Overclocking on the 8400 is limited due to the locked multiplier. It is still doable by changing the multiplier somewhat through adjustments to the CPU's Turbo settings, making the CPU boost to its highest single-core boost state even when multiple cores are in use. Unfortunately, that didn't work right at the time of testing. We could only achieve a x38 multiplier and not the x40 the boost can use out of the box. We combined the x38 multiplier with a 103 MHz BCLK for some extra performance, but the results are a bit disappointing. Averaged, the gains are in the single-digit percentages, which kinda makes them a waste of time in my opinion. The underlying reason here is that with our manual overclock, we are missing out on the last 200 MHz the boost will provide on its own when running untouched. Maybe this is a bug and motherboard vendors can address the issue with a new BIOS. On the other hand, it means that the Core i5-8400 out of the box will work at near its optimum, and you don't have to learn any overclocking concepts or fiddle with the BIOS if you are uncomfortable with doing so.

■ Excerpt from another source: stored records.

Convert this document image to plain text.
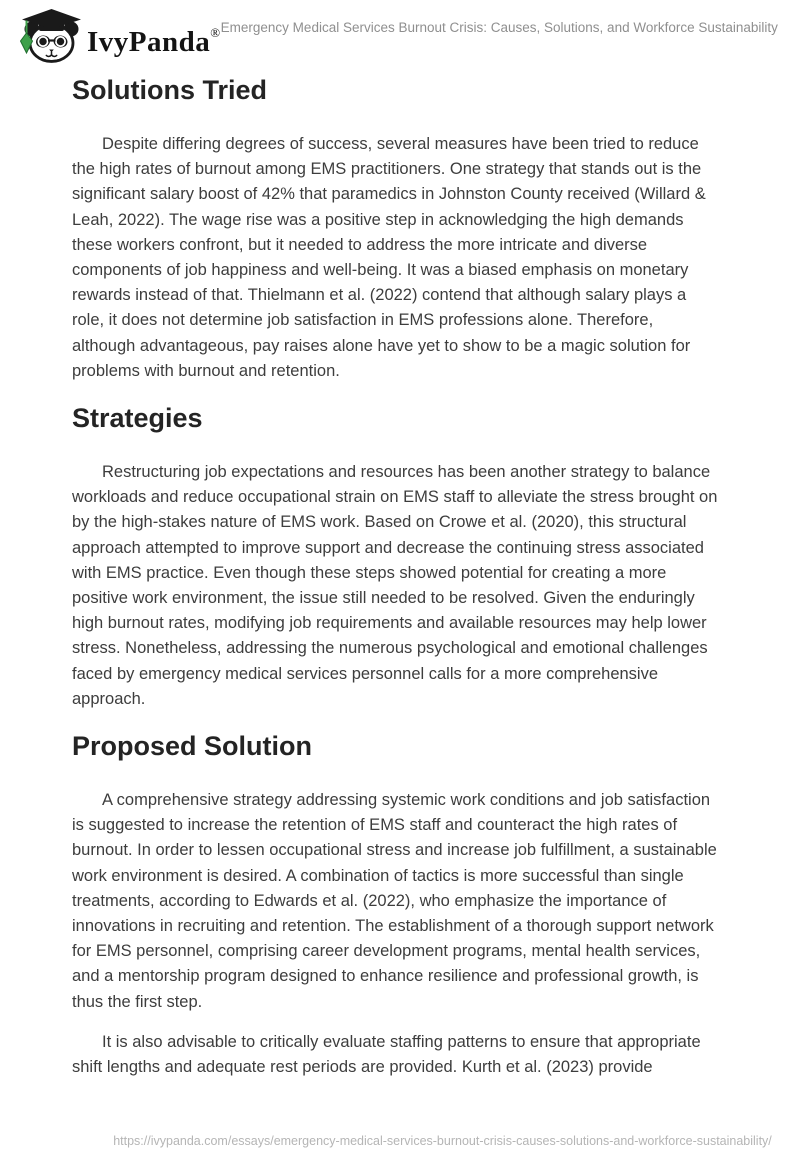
IvyPanda® Emergency Medical Services Burnout Crisis: Causes, Solutions, and Workforce Sustainability
Solutions Tried

Despite differing degrees of success, several measures have been tried to reduce the high rates of burnout among EMS practitioners. One strategy that stands out is the significant salary boost of 42% that paramedics in Johnston County received (Willard & Leah, 2022). The wage rise was a positive step in acknowledging the high demands these workers confront, but it needed to address the more intricate and diverse components of job happiness and well-being. It was a biased emphasis on monetary rewards instead of that. Thielmann et al. (2022) contend that although salary plays a role, it does not determine job satisfaction in EMS professions alone. Therefore, although advantageous, pay raises alone have yet to show to be a magic solution for problems with burnout and retention.

Strategies

Restructuring job expectations and resources has been another strategy to balance workloads and reduce occupational strain on EMS staff to alleviate the stress brought on by the high-stakes nature of EMS work. Based on Crowe et al. (2020), this structural approach attempted to improve support and decrease the continuing stress associated with EMS practice. Even though these steps showed potential for creating a more positive work environment, the issue still needed to be resolved. Given the enduringly high burnout rates, modifying job requirements and available resources may help lower stress. Nonetheless, addressing the numerous psychological and emotional challenges faced by emergency medical services personnel calls for a more comprehensive approach.

Proposed Solution

A comprehensive strategy addressing systemic work conditions and job satisfaction is suggested to increase the retention of EMS staff and counteract the high rates of burnout. In order to lessen occupational stress and increase job fulfillment, a sustainable work environment is desired. A combination of tactics is more successful than single treatments, according to Edwards et al. (2022), who emphasize the importance of innovations in recruiting and retention. The establishment of a thorough support network for EMS personnel, comprising career development programs, mental health services, and a mentorship program designed to enhance resilience and professional growth, is thus the first step.

It is also advisable to critically evaluate staffing patterns to ensure that appropriate shift lengths and adequate rest periods are provided. Kurth et al. (2023) provide

https://ivypanda.com/essays/emergency-medical-services-burnout-crisis-causes-solutions-and-workforce-sustainability/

With a price of $190, the Core i5-8400 is the lowest-priced six-core you can buy from Intel, making it a decent choice for an affordable future-proof CPU that can drive multi-threaded workloads easily. For gamers, it's also an interesting option because at its price point - which is half that of the Core i7-8700K - you can get a six-core CPU that will run your games nearly as fast as the 8700K, with $200 saved to buy a GTX 1080 Ti instead of the GTX 1080 you would have had the money for instead.

Unfortunately, only Z370 motherboards are available at this time, which feature a lot of overclocking doodads, none of which are useful for the i5-8400. The ideal pairing in my opinion would be an affordable B360 motherboard, which I'd expect to be around $60 for another 50 bucks saved compared to a Z370 board. Of course, this will be rectified over time, as B360 boards will come out at some point in the future. For now, it opens up a lot of ground for AMD Ryzen offerings, which can be more cost-effective in terms of platform cost, with better multi-threaded performance and unlocked multipliers, though they do fall behind in single-threaded workloads and gaming.